A new made-in-Vancouver campaign is asking Canadians to forego a few drinks at the bar, consider a movie night in, or prepare two packed lunches per month in order to give one percent of their income to charity in 2013.
The One Year One Percent campaign is the brainchild of Sarah Shandl, a project co-ordinator for an events management company. To bring her idea to fruition she partnered with Jeff Golby, operations director with Charitable Impact Foundation (Chimp), a registered Canadian charity.
The aim of the campaign is to encourage Canadians to put more thought into which charities they support, and donate to them more consistently.
“A lot of people my age and in their 20s and 30s give to people to support their friends, not necessarily because they support that cause in particular or know much about it,” says Shandl.
“So we wanted to shift from that mentality to that of people actually setting aside money from every paycheque to give to charity, and to make it more of a habit than just a one-off.”

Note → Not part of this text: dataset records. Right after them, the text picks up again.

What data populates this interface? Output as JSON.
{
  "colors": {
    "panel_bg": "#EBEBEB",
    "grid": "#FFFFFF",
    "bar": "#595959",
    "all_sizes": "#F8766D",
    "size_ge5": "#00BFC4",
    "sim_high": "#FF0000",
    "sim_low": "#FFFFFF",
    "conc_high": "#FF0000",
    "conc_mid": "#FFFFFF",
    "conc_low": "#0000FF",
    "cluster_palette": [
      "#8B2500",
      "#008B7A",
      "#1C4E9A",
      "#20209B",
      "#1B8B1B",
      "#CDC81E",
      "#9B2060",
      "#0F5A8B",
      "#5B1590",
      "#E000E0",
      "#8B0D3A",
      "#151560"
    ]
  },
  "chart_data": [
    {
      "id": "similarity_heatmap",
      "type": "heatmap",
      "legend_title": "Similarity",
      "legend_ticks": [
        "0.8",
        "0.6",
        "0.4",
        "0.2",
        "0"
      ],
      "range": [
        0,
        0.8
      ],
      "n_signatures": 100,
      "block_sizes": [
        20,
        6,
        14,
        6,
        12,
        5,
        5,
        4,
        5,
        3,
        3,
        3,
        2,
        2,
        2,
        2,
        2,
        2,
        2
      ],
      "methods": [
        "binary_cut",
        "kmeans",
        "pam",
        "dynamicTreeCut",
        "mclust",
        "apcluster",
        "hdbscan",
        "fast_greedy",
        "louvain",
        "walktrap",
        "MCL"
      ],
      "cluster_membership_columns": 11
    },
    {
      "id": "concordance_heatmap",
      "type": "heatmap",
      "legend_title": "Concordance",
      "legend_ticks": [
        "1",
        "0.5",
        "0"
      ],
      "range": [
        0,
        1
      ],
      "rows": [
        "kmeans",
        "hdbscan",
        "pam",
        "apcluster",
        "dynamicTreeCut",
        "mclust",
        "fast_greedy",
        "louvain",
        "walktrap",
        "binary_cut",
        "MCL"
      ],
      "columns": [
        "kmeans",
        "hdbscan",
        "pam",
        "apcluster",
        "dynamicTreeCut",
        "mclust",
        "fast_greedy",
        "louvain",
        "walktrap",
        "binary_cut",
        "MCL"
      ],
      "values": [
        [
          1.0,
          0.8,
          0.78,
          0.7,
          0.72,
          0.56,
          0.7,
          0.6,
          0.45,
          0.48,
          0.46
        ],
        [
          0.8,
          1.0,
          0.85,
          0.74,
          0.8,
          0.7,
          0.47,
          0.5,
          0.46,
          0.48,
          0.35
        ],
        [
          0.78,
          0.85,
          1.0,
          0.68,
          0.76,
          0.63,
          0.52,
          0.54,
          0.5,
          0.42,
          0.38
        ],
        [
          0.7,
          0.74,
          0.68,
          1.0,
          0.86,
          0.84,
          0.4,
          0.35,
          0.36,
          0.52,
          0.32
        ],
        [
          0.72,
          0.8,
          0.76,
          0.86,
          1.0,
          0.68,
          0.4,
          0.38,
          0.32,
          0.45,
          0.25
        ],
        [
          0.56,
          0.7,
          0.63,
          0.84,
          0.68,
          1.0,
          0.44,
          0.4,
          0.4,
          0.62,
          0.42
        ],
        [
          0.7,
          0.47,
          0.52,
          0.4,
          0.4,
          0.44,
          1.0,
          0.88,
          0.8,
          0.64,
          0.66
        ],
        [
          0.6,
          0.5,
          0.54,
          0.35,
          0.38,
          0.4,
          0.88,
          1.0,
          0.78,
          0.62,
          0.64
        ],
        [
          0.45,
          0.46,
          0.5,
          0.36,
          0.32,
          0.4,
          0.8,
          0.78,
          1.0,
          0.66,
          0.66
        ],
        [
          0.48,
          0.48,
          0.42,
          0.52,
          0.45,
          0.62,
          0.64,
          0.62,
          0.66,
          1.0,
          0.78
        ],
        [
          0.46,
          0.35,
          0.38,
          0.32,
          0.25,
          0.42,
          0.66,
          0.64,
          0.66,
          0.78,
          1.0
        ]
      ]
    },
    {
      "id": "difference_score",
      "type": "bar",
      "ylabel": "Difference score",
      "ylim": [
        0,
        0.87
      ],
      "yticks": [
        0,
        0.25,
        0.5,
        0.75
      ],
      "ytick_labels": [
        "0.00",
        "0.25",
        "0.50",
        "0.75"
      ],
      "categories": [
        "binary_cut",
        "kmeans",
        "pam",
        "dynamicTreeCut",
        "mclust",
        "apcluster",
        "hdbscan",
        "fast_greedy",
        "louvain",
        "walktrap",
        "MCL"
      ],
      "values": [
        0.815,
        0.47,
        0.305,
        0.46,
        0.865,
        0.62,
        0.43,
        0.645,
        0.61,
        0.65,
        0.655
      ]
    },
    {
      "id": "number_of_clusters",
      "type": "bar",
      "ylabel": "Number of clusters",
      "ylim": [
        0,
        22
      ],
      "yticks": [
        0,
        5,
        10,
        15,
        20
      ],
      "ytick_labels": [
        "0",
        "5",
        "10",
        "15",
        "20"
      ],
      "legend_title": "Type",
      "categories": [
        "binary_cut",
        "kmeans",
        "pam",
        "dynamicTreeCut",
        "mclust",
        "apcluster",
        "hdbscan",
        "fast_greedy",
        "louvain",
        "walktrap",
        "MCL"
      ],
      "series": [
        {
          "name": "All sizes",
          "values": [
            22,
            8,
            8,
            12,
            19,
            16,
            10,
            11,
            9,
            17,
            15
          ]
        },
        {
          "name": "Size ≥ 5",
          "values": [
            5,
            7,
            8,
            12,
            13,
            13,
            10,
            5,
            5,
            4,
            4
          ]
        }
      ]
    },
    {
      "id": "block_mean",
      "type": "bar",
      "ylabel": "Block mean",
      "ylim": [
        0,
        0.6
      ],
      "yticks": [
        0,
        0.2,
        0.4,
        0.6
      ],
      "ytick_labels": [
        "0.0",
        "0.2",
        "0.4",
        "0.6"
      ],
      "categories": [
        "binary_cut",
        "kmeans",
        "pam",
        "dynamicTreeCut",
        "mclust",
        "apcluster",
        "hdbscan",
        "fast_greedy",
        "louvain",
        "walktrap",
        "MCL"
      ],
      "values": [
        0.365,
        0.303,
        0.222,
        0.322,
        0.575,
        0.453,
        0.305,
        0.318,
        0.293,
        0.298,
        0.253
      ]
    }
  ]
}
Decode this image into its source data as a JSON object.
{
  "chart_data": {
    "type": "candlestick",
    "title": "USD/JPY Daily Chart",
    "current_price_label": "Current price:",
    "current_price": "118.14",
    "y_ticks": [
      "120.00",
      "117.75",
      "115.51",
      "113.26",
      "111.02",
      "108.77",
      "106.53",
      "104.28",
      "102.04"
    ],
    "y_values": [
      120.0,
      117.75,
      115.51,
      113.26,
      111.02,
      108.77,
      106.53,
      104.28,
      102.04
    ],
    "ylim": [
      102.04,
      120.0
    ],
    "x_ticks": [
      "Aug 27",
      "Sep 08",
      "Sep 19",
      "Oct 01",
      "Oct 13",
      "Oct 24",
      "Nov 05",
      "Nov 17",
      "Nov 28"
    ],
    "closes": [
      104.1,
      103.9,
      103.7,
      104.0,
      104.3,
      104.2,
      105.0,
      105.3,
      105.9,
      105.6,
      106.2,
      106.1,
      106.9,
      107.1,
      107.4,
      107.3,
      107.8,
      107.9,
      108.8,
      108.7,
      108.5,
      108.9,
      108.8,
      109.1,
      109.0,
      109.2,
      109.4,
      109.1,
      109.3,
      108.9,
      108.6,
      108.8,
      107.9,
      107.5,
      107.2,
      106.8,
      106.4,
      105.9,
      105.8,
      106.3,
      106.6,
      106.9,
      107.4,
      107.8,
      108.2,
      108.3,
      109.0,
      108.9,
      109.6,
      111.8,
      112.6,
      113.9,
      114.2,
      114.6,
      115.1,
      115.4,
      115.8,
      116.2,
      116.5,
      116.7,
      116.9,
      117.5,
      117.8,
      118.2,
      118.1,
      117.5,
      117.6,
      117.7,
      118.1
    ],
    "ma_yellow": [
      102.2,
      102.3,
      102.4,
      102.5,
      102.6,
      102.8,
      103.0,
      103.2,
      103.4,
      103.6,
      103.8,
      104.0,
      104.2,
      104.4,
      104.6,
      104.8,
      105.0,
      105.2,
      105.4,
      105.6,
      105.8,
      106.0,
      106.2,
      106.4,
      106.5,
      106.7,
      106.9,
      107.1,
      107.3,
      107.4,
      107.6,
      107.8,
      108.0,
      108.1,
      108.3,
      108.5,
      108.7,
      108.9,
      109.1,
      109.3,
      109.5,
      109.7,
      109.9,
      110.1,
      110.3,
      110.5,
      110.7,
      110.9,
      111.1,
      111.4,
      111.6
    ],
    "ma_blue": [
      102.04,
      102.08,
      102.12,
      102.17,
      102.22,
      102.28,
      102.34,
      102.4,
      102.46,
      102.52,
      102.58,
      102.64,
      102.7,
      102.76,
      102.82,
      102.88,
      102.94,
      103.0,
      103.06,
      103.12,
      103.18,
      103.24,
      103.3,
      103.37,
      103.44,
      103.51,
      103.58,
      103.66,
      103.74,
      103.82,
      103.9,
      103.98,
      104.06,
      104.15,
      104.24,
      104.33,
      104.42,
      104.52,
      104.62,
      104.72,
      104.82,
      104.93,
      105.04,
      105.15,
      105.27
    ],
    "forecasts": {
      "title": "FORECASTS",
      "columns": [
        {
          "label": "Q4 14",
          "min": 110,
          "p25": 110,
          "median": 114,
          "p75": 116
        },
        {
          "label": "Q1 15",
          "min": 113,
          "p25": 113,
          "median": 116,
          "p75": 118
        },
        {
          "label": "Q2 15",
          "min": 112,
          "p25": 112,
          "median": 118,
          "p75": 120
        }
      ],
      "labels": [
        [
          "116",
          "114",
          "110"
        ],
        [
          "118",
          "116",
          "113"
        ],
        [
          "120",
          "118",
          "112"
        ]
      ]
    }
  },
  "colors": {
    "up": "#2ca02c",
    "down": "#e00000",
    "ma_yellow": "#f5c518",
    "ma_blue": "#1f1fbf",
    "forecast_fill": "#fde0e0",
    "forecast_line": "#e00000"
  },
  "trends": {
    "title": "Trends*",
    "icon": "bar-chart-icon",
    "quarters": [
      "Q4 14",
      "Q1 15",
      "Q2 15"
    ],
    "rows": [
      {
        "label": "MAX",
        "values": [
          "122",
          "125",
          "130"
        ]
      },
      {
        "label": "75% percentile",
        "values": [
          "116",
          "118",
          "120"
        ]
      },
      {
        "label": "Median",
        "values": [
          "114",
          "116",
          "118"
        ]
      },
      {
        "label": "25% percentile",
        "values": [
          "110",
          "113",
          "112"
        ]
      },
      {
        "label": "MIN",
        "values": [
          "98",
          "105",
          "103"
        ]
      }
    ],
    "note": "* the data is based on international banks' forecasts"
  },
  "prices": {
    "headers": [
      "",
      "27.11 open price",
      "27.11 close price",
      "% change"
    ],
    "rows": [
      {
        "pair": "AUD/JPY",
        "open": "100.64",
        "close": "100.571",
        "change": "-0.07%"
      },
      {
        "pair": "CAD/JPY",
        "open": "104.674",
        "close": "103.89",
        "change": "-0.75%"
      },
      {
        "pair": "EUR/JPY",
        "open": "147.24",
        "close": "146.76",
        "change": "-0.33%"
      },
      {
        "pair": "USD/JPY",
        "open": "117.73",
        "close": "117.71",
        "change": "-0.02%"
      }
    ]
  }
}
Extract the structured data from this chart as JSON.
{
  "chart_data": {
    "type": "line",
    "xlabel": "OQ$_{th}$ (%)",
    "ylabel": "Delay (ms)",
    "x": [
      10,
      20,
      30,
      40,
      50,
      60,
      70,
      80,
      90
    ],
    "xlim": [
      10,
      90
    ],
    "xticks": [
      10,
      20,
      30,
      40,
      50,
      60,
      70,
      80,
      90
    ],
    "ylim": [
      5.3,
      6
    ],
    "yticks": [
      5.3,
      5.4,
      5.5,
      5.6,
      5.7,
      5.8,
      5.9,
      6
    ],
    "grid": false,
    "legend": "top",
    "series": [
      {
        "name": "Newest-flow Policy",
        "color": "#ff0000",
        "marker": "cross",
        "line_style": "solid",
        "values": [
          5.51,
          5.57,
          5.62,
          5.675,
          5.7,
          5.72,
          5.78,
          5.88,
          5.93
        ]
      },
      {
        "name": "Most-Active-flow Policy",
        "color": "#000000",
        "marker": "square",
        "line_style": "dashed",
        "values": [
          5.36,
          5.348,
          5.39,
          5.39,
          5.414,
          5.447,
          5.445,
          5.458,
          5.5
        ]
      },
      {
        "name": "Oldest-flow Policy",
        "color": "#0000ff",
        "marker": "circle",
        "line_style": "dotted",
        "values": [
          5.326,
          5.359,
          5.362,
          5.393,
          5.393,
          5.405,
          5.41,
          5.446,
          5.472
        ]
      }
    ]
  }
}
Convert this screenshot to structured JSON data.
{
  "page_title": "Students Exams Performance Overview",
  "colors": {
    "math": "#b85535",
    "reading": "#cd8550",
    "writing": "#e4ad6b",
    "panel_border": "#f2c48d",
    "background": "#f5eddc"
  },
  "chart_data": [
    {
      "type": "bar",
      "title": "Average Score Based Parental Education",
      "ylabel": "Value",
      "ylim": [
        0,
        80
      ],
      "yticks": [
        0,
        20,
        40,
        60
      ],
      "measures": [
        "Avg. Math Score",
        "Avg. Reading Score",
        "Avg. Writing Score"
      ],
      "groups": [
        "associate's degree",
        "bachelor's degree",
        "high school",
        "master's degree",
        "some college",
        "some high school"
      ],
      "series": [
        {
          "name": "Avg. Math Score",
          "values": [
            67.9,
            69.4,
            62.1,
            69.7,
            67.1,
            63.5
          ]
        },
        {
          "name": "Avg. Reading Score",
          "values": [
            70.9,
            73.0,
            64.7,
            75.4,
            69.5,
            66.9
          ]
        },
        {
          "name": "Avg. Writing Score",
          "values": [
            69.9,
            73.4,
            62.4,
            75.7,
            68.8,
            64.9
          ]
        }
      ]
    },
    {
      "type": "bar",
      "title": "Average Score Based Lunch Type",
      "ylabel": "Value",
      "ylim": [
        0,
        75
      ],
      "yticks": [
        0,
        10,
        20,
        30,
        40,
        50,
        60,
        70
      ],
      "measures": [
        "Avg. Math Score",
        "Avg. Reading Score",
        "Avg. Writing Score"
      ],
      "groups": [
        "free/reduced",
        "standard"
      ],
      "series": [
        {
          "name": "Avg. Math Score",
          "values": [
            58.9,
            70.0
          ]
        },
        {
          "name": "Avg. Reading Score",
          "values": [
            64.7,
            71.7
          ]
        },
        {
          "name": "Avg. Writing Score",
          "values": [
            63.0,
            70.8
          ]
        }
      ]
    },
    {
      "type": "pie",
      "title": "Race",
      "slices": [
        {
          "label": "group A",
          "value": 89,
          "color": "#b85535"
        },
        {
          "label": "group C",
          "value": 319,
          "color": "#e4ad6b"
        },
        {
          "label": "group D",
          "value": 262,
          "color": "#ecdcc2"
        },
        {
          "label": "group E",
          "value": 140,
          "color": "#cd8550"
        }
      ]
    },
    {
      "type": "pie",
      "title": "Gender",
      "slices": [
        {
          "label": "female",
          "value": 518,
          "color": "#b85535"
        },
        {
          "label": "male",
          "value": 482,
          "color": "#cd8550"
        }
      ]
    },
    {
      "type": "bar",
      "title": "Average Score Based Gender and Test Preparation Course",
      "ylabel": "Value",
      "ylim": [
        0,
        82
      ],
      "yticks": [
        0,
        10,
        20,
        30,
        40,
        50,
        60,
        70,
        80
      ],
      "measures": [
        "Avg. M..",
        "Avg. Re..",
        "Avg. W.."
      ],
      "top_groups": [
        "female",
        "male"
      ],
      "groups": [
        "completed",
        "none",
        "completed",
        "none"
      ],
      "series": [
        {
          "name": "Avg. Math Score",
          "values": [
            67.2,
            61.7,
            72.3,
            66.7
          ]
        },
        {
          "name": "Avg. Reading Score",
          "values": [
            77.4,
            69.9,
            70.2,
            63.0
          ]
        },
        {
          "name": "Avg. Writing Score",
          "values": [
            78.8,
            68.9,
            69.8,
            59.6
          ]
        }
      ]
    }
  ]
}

To take the One Percent challenge, individuals calculate their income on the campaign website, OneYearOnePercent.com, set the amount they would like to donate monthly by creating a “Chimp Fund” or personal bank account for charity, and then choose from a list of all registered Canadian charities that they want to donate to.
“You can actually research any Canadian charity and find out where their donation dollars go, and what percentage goes towards programs, marketing etc.,” says Shandl.
“So you’re able to do a bit more researching on that and finding causes that speak to you, because you can also search charities based on interest.”
Shandl adds interest-based giving is more likely to stick, as people will continue to support the causes they are most passionate about—whether it is clean water, education, or meals for the homeless.
The One Percent campaign also helps give charities more of an equal standing, especially those that have a small budget and are not often in the public eye.
“You can find new charities that you may not be familiar about, because a lot of the major charities have large marketing campaigns behind them. They’re more well-known than perhaps smaller ones that are really effective as well,” she says.
Shandl says that while the campaign has been received positively in the charity sector and is gaining ground with Vancouverites, she hopes to see it grow across Canada.
“The general audience [so far] thinks that the one percent is so doable that there’s no reason not to do it, which is kind of what we were hoping for,” she says. “We’re excited about it.”